With the aid of diagrams, show and explain the main differences between overwriting viruses, companion viruses, and parasitic viruses (in all their forms). [9 marks]
2019/22/23
Overwriting viruses:
- overwrites section of program file with virus, may break infected program
- infect host file with bigger/smaller file size
- potentially break infected program
Companion viruses:
- don’t overwrite or infect files, but create new files with same name as the legitimate one but with a different file extension
- so when user runs legit file, companion file also executes
- in DOS if no extension is given order of execution is COM, EXE then BAT
- eg. infects COM file of same name as EXE file
Parasitic viruses:
- prepending: insert virus code at beginning of executable then shift original code to follow virus
- appending: append virus code to executable, insert JMP at beginning of executable
- fragmenting: code intermixed with original ones
Briefly explain what a phishing attack is. [2 marks]
2019/23
Phishing is the act of impersonating a legitimate entity, typically a web site associated with a business, to obtain information such as passwords, credit card numbers, and other private information without authorisation.

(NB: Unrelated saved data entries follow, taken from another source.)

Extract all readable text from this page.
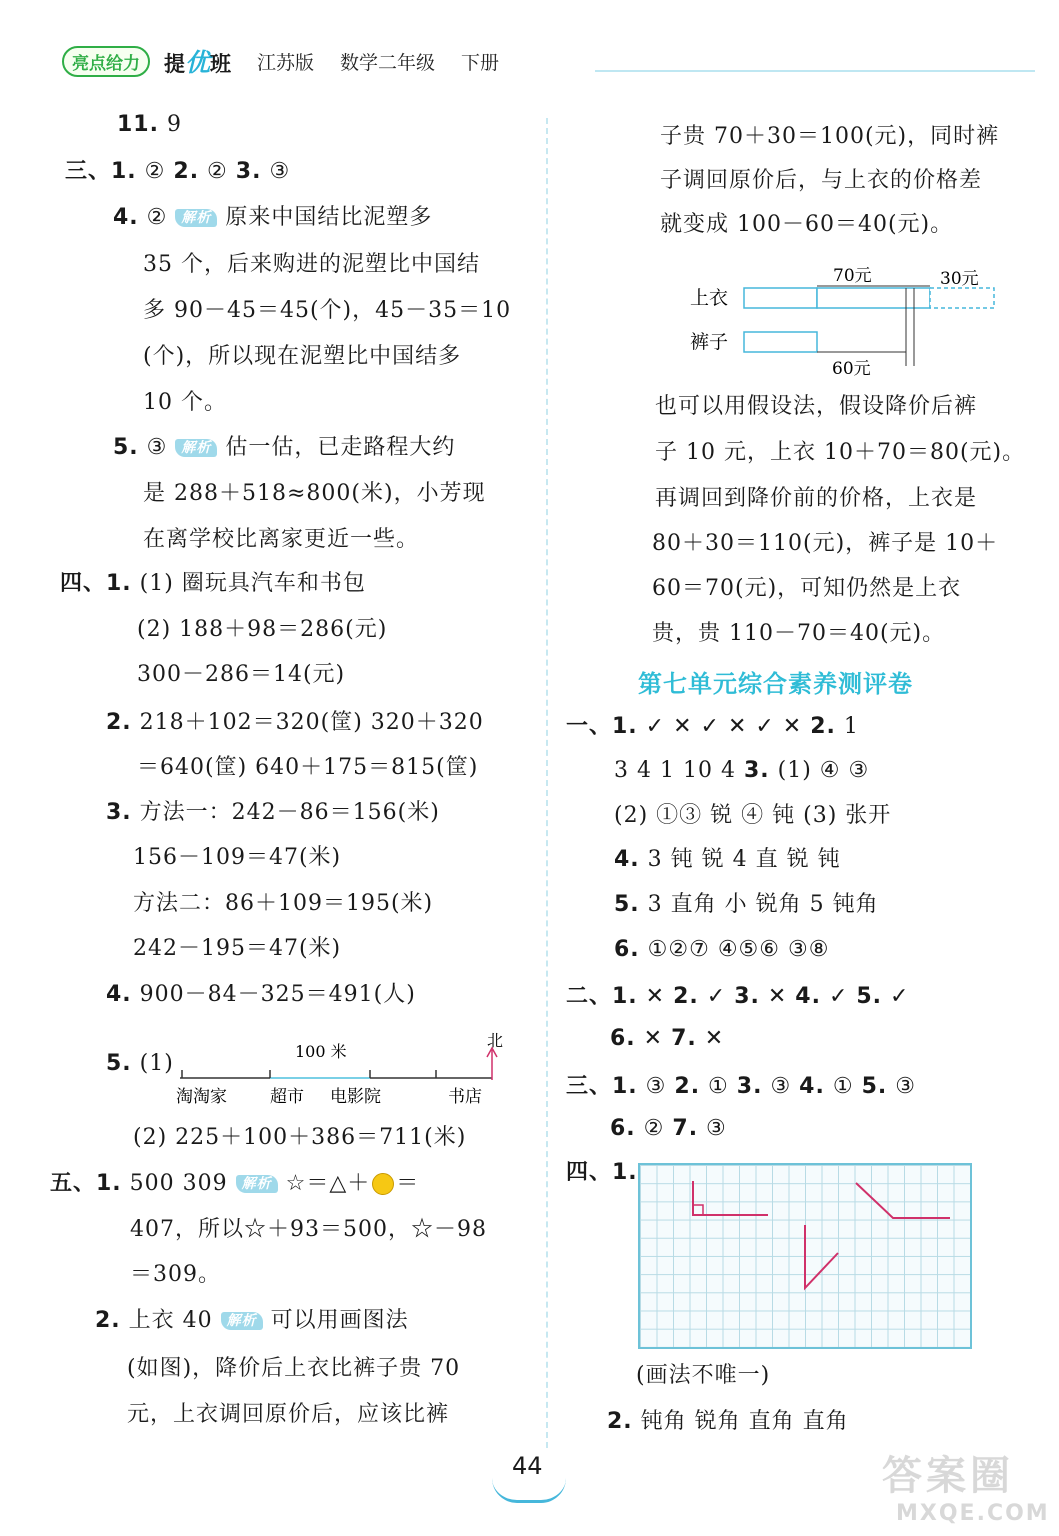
亮点给力	提优班 江苏版 数学二年级 下册
11. 9
三、1. ② 2. ② 3. ③
4. ② 解析 原来中国结比泥塑多
35 个，后来购进的泥塑比中国结
多 90－45＝45(个)，45－35＝10
(个)，所以现在泥塑比中国结多
10 个。
5. ③ 解析 估一估，已走路程大约
是 288＋518≈800(米)，小芳现
在离学校比离家更近一些。
四、1. (1) 圈玩具汽车和书包
(2) 188＋98＝286(元)
300－286＝14(元)
2. 218＋102＝320(筐) 320＋320
＝640(筐) 640＋175＝815(筐)
3. 方法一：242－86＝156(米)
156－109＝47(米)
方法二：86＋109＝195(米)
242－195＝47(米)
4. 900－84－325＝491(人)
5. (1)
(2) 225＋100＋386＝711(米)
五、1. 500 309 解析 ☆＝△＋ ＝
407，所以☆＋93＝500，☆－98
＝309。
2. 上衣 40 解析 可以用画图法
(如图)，降价后上衣比裤子贵 70
元，上衣调回原价后，应该比裤
子贵 70＋30＝100(元)，同时裤
子调回原价后，与上衣的价格差
就变成 100－60＝40(元)。
也可以用假设法，假设降价后裤
子 10 元，上衣 10＋70＝80(元)。
再调回到降价前的价格，上衣是
80＋30＝110(元)，裤子是 10＋
60＝70(元)，可知仍然是上衣
贵，贵 110－70＝40(元)。
一、1. ✓ ✕ ✓ ✕ ✓ ✕ 2. 1
3 4 1 10 4 3. (1) ④ ③
(2) ①③ 锐 ④ 钝 (3) 张开
4. 3 钝 锐 4 直 锐 钝
5. 3 直角 小 锐角 5 钝角
6. ①②⑦ ④⑤⑥ ③⑧
二、1. ✕ 2. ✓ 3. ✕ 4. ✓ 5. ✓
6. ✕ 7. ✕
三、1. ③ 2. ① 3. ③ 4. ① 5. ③
6. ② 7. ③
四、1.
(画法不唯一)
2. 钝角 锐角 直角 直角
第七单元综合素养测评卷
100 米
北
淘淘家	超市 电影院	书店
上衣
裤子
70元	30元
60元
44	答案圈
MXQE.COM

- Requires that the attackers create a website that display a page that looks like it belongs to a bank.
- User is fooled into thinking this is the legit page for the bank.
- Attacker creates an email instructing victims to click on an enclosed link that will take them to the fake page.
- However URL is the real bank but underlying link is the fake bank.
- User enters personal credentials and attacker saves credentials for later use.